TextOutputStream saves sequence of NULL bytes

This question concerns the following code:

[code]dim f as folderItem = get_folder_item_of_preferences_file
dim t as textOutputStream = f.CreateTextFile
if t=nil then return

t.write get_preferences_string //get_preferences_string returns a string of characters, which is guaranteed to not contain NULL bytes.
t.close[/code]

Problem : on the occasional user’s machine, the resulting file contains several thousand NULL bytes.

It has not yet been possible to reproduce this issue in-house at all, but it is observed via error reports from some customers.

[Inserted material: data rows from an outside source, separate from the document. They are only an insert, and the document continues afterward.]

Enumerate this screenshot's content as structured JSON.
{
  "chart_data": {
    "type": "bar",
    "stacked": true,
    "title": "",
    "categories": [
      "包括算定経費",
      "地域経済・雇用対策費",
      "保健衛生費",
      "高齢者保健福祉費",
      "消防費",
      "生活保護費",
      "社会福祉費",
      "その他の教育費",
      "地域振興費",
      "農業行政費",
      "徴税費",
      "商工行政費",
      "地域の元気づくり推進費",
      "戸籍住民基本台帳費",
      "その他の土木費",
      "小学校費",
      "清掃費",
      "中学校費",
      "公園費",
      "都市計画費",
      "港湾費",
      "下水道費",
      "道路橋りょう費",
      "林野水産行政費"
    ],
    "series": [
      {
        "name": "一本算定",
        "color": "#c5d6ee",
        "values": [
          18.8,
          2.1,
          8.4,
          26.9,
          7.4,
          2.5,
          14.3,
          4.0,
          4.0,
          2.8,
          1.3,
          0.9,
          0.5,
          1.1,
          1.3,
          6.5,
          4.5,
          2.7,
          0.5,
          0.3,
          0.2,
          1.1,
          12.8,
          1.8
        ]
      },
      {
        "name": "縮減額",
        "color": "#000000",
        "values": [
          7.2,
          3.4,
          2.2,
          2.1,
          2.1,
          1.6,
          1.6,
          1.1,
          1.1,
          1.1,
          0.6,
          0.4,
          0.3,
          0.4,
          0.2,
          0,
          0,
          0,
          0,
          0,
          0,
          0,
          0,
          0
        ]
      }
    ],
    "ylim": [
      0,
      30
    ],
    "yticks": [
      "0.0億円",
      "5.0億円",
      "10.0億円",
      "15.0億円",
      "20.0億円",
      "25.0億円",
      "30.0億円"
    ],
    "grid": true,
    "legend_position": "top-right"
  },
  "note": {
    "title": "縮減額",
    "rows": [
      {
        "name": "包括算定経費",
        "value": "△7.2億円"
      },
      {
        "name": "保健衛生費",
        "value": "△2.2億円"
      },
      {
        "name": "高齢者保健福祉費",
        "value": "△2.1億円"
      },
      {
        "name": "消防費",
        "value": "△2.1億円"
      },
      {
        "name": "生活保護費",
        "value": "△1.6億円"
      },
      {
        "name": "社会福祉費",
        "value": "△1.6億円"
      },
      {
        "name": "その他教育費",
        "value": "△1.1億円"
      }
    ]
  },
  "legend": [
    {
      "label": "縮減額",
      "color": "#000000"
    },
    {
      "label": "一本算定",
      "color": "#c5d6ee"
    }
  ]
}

At a guess, either CreateTextFile, or TextOutputStream.Write, or TextOutputStream.Close is crashing the process after space has been allocated on disc for the file, but before the correct data was written.

Question:
How does one create conditions under which this anomaly can be reproduced?

I seen no IOException Handling in your code. Maybe it’s better to not guess when or why it’s failing but to catch the Issue when it’s happening and to act accordingly? :slight_smile:

http://documentation.xojo.com/index.php/IOException

How about an encoding issue? I see no defined encoding here. If the user’s machine does use UTF-16 it would explain the NULL bytes…
Set UTF8 encoding for the text stream.

WHy do you thin you have Nul characters in your text file ?

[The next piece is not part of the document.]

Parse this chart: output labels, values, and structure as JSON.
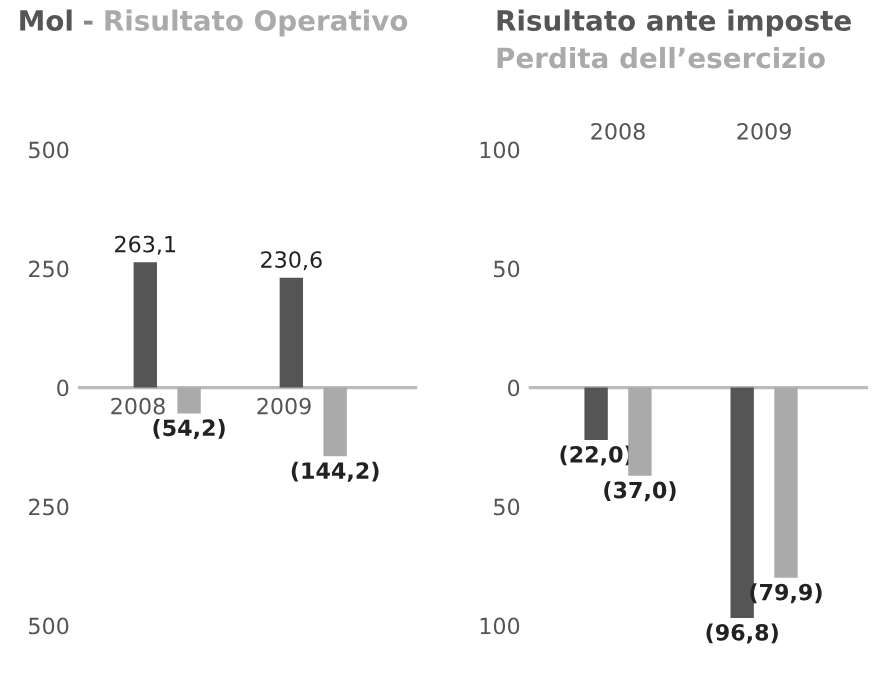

Do you try to store ASCII characters only ?

Do you try:

t.Encoding = Encodings.UTF8 // strings are UTF8

Yes it would certainly be good practice to check for exception here and I may make this change in the longer term. In the short term I’d love to understand how it is possible to obtain the behaviour being reported from the customer.

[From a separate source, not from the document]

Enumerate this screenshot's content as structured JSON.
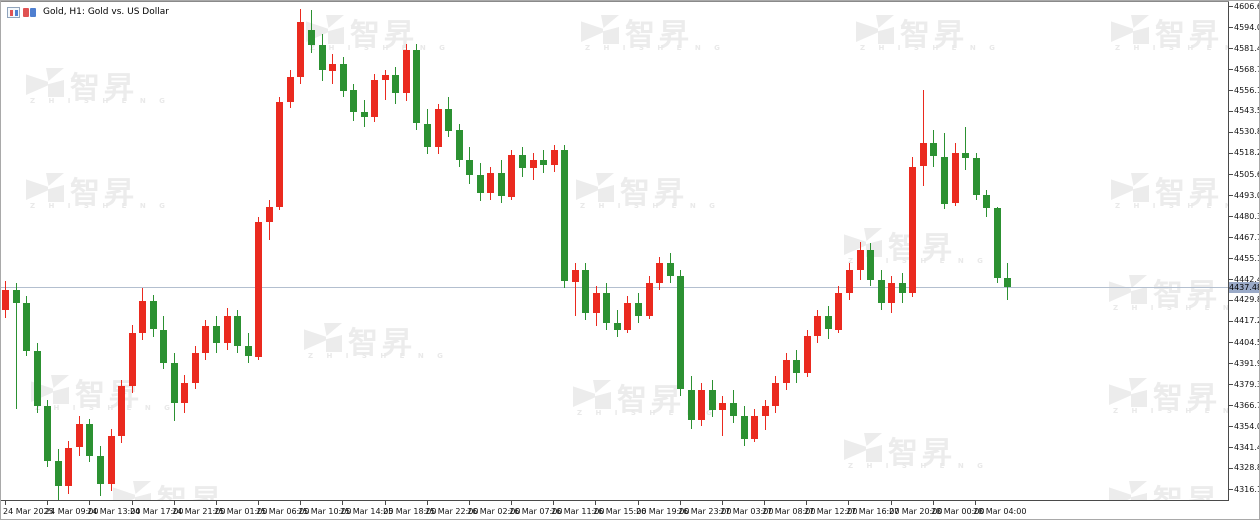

[quote]How about an encoding issue? I see no defined encoding here. If the user’s machine does use UTF-16 it would explain the NULL bytes…
Set UTF8 encoding for the text stream.[/quote]

Good idea. However, the resulting file is literally a sequence of approx 17000 null bytes (and no other data), and so does not appear to be a UTF-16 encoded string.

[quote]Do you try:

t.Encoding = Encodings.UTF8 // strings are UTF8[/quote]

Unfortunately this is a ‘classic’ TextOutputStream, not a Xojo.IO.TextOutputStream, which unless I am mistaken, does not have an Encoding method or property.

there are two possible things I can think of… and one may not apply to modern file systems

  • Disk blocking factor. A file can only consist of a MINIMUM of “x” blocks regardless of its contents.
  • Use WRITELINE instead of WRITE

If the file is (for example) a minimum of 4k… and you write 100 characters, the file is "padding with 3094 nulls
If the READLINE fails to determine the END OF LINE then it might read the entire block END OF FILE
Perhaps using WRITELINE will help

t.Write(ConvertEncoding(get_preferences_string, Encodings.UTF8)) :wink:

I bet he writes out UTF16 or UTF32, which does contain by definition null characters for ASCII text when read as UTF-8…

Thanks for the responses.

I believe that the answer may be that when power to the PC is cut during a call to TextOutputStream.Write, then NULL bytes are result when the PC is powered on again.

On macOS I have experienced files starting with lots of NUL bytes that are produced if file is deleted or truncated from an outside process while a TextOutputStream is still open for them. The next write will then happen at the seek-position just after the last write, which results in lots of NUL bytes before if the file was truncated in between. There is no Exception nor Error to detect this: <https://xojo.com/issue/43464>